En cas d’urgence, il est toutefois possible d’accompagner le recours d’une demande de suspension, voire d’une demande de suspension d’extrême urgence, qui permettent d’obtenir une décision plus rapidement. Le Conseil d’Etat apprécie toutefois de manière stricte le caractère urgent de la situation.
Quel est le coût de la procédure ?
Dans les 30 jours de l’introduction de la requête, le greffe invite la partie requérante à verser une somme de 220,00 €.
Si le Conseil d’Etat vous donne gain de cause, la partie adverse sera condamnée à prendre en charge ces frais. Si vous êtes assisté d’un avocat, une indemnité de procédure entre 140,00 € et 1.400,00 € destinée à couvrir ses frais honoraires vous sera généralement octroyée.
A l’inverse, si le Conseil d’Etat rejette votre recours, vous pourriez vous-même être condamné à verser à chaque partie adverse une indemnité de procédure.

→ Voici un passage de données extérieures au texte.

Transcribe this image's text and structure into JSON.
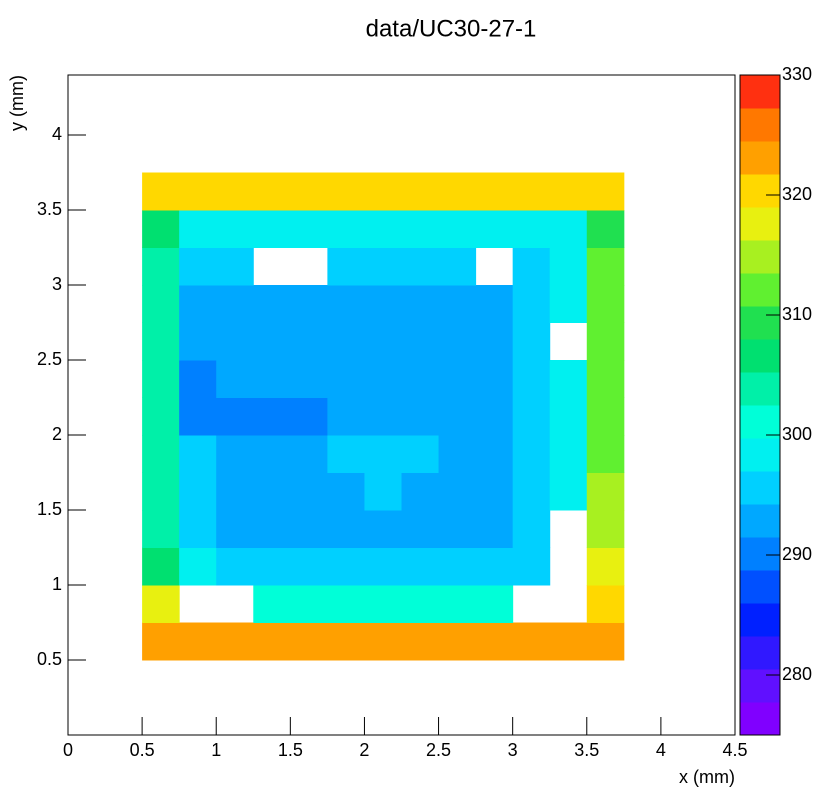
{
  "chart_data": {
    "type": "heatmap",
    "title": "data/UC30-27-1",
    "x_label": "x (mm)",
    "y_label": "y (mm)",
    "xlim": [
      0,
      4.5
    ],
    "xticks": [
      0,
      0.5,
      1,
      1.5,
      2,
      2.5,
      3,
      3.5,
      4,
      4.5
    ],
    "ylim": [
      0,
      4.4
    ],
    "yticks": [
      0.5,
      1,
      1.5,
      2,
      2.5,
      3,
      3.5,
      4
    ],
    "zlim": [
      275,
      330
    ],
    "zticks": [
      280,
      290,
      300,
      310,
      320,
      330
    ],
    "palette": [
      "#8000ff",
      "#6010ff",
      "#3018ff",
      "#0020ff",
      "#0050ff",
      "#0080ff",
      "#00a8ff",
      "#00d0ff",
      "#00f0f0",
      "#00ffd8",
      "#00f0a8",
      "#00e070",
      "#20e050",
      "#60f030",
      "#a8f020",
      "#e8f010",
      "#ffd800",
      "#ffa000",
      "#ff7800",
      "#ff3010"
    ],
    "xbins": [
      0.5,
      0.75,
      1,
      1.25,
      1.5,
      1.75,
      2,
      2.25,
      2.5,
      2.75,
      3,
      3.25,
      3.5,
      3.75
    ],
    "ybins": [
      0.5,
      0.75,
      1,
      1.25,
      1.5,
      1.75,
      2,
      2.25,
      2.5,
      2.75,
      3,
      3.25,
      3.5,
      3.75
    ],
    "z": [
      [
        322,
        322,
        322,
        322,
        322,
        322,
        322,
        322,
        322,
        322,
        322,
        322,
        322
      ],
      [
        318,
        null,
        null,
        302,
        302,
        302,
        302,
        302,
        302,
        302,
        null,
        null,
        320
      ],
      [
        306,
        298,
        295,
        295,
        295,
        295,
        295,
        295,
        295,
        295,
        296,
        null,
        318
      ],
      [
        305,
        296,
        294,
        294,
        294,
        294,
        294,
        294,
        294,
        294,
        295,
        null,
        316
      ],
      [
        305,
        296,
        294,
        294,
        294,
        294,
        295,
        294,
        294,
        294,
        295,
        298,
        314
      ],
      [
        305,
        296,
        294,
        294,
        294,
        295,
        295,
        295,
        294,
        294,
        295,
        298,
        312
      ],
      [
        304,
        289,
        289,
        290,
        291,
        292,
        293,
        294,
        294,
        294,
        295,
        298,
        312
      ],
      [
        304,
        291,
        294,
        294,
        294,
        294,
        294,
        294,
        294,
        294,
        295,
        298,
        312
      ],
      [
        304,
        294,
        294,
        294,
        294,
        294,
        294,
        294,
        294,
        294,
        295,
        null,
        312
      ],
      [
        305,
        294,
        294,
        294,
        294,
        294,
        294,
        294,
        294,
        294,
        295,
        298,
        312
      ],
      [
        305,
        295,
        295,
        null,
        null,
        295,
        295,
        295,
        295,
        null,
        295,
        298,
        312
      ],
      [
        306,
        298,
        297,
        297,
        297,
        297,
        297,
        297,
        297,
        297,
        297,
        298,
        310
      ],
      [
        320,
        320,
        320,
        320,
        320,
        320,
        320,
        320,
        320,
        320,
        320,
        320,
        320
      ]
    ]
  }
}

Vous l’aurez compris : introduire un recours au Conseil d’Etat nécessite une bonne connaissance de la procédure et de la législation applicables. Le Conseil d’Etat n’annulera la décision litigieuse que si vous faites valoir des arguments d’ordre juridique qu’il estime fondés. De plus, passé le délai de soixante jours, si votre recours n’a pas été introduit dans les formes requises, il ne vous sera plus possible de contester ladite décision.
Il est donc toujours préférable de vous faire conseiller par un avocat spécialisé en droit administratif, afin de vous prémunir contre de mauvaises surprises.